Ely del Valle
Artur y el lobo
Cinco días de campaña y Artur Mas ya se ha apuntado el tanto de conseguir que los discursos electorales, los suyos y los de los demás, giren casi exclusivamente sobre su megalómana aspiración de dejar de ser cola del león para convertirse en cabeza de ratón. De tanto recurrir al comodín del soberanismo para taparse las vergüenzas, ha terminado por creerse sus propias fábulas de convertir Cataluña en una Shangri-La en la que el cava saldrá del grifo y los empresarios le sufragarán el sobresueldo sin que nadie se lo reproche.
Hace tiempo que Artur Mas perdió la brújula y entró en un estado mesiánico que se ha ido agravando, hasta el punto de tener preparado un plan para hacerse con el control de puertos, aeropuertos, tributos y seguridad pública, que son palabras mayores que deberían congelar la sonrisa de quienes le han estado riendo las gracias pensando, como en el cuento de Pedro y el lobo, que lo suyo no pasaba de ser una fanfarronada.
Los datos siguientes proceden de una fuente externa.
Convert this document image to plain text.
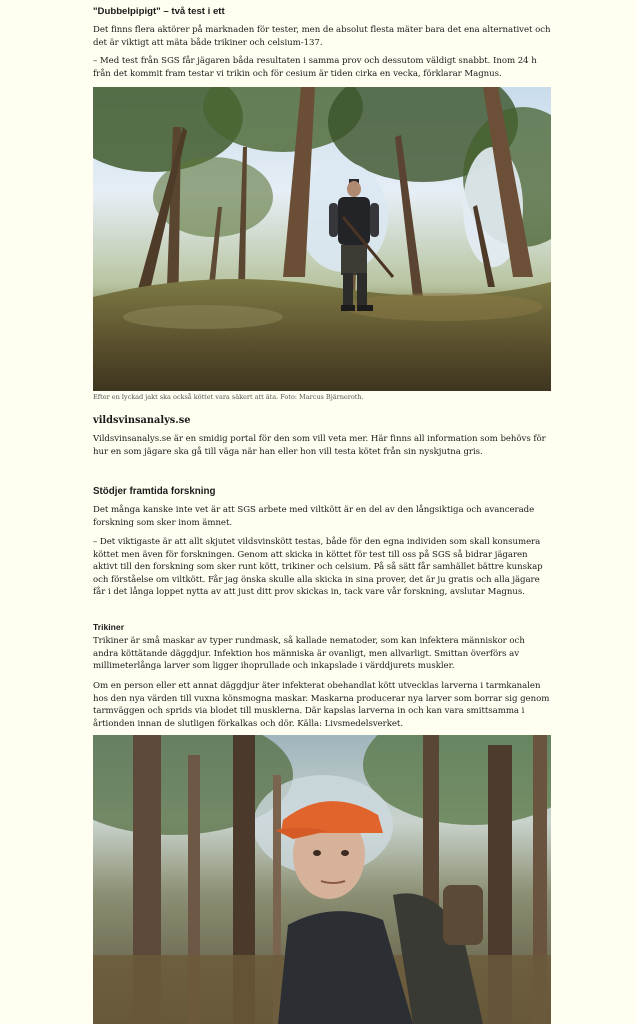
"Dubbelpipigt" – två test i ett

Det finns flera aktörer på marknaden för tester, men de absolut flesta mäter bara det ena alternativet och det är viktigt att mäta både trikiner och celsium-137.

– Med test från SGS får jägaren båda resultaten i samma prov och dessutom väldigt snabbt. Inom 24 h från det kommit fram testar vi trikin och för cesium är tiden cirka en vecka, förklarar Magnus.

Efter en lyckad jakt ska också köttet vara säkert att äta. Foto: Marcus Bjärneroth.

vildsvinsanalys.se

Vildsvinsanalys.se är en smidig portal för den som vill veta mer. Här finns all information som behövs för hur en som jägare ska gå till väga när han eller hon vill testa kötet från sin nyskjutna gris.

Stödjer framtida forskning

Det många kanske inte vet är att SGS arbete med viltkött är en del av den långsiktiga och avancerade forskning som sker inom ämnet.

– Det viktigaste är att allt skjutet vildsvinskött testas, både för den egna individen som skall konsumera köttet men även för forskningen. Genom att skicka in köttet för test till oss på SGS så bidrar jägaren aktivt till den forskning som sker runt kött, trikiner och celsium. På så sätt får samhället bättre kunskap och förståelse om viltkött. Får jag önska skulle alla skicka in sina prover, det är ju gratis och alla jägare får i det långa loppet nytta av att just ditt prov skickas in, tack vare vår forskning, avslutar Magnus.

Trikiner

Trikiner är små maskar av typer rundmask, så kallade nematoder, som kan infektera människor och andra köttätande däggdjur. Infektion hos människa är ovanligt, men allvarligt. Smittan överförs av millimeterlånga larver som ligger ihoprullade och inkapslade i värddjurets muskler.

Om en person eller ett annat däggdjur äter infekterat obehandlat kött utvecklas larverna i tarmkanalen hos den nya värden till vuxna könsmogna maskar. Maskarna producerar nya larver som borrar sig genom tarmväggen och sprids via blodet till musklerna. Där kapslas larverna in och kan vara smittsamma i årtionden innan de slutligen förkalkas och dör. Källa: Livsmedelsverket.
El principal pecado de Mas no es tanto que haya convertido estos comicios en plebiscitarios como que esté hurtando a los ciudadanos catalanes la posibilidad de celebrar unas elecciones autonómicas, obligándoles a decidir si quieren más a mamá o a papá.
Con Mas y sus antecesores han faltado bridas y ha sobrado confianza. Nadie pensaba que llegaría tan lejos, quizá porque se nos había olvidado que hay aprendices de brujo que prefieren el diluvio antes que quedarse sin agua para los geranios.
Ahora, mal que nos pese, las elecciones catalanas han pasado a convertirse en lo que él quería: un pulso fratricida en el que únicamente la movilización en masa de quienes se niegan a convertirle en emperador puede impedir que se corone a sí mismo y, de paso, mandarle a alimentar sus fantasías viendo una de romanos en la salita de su santa casa.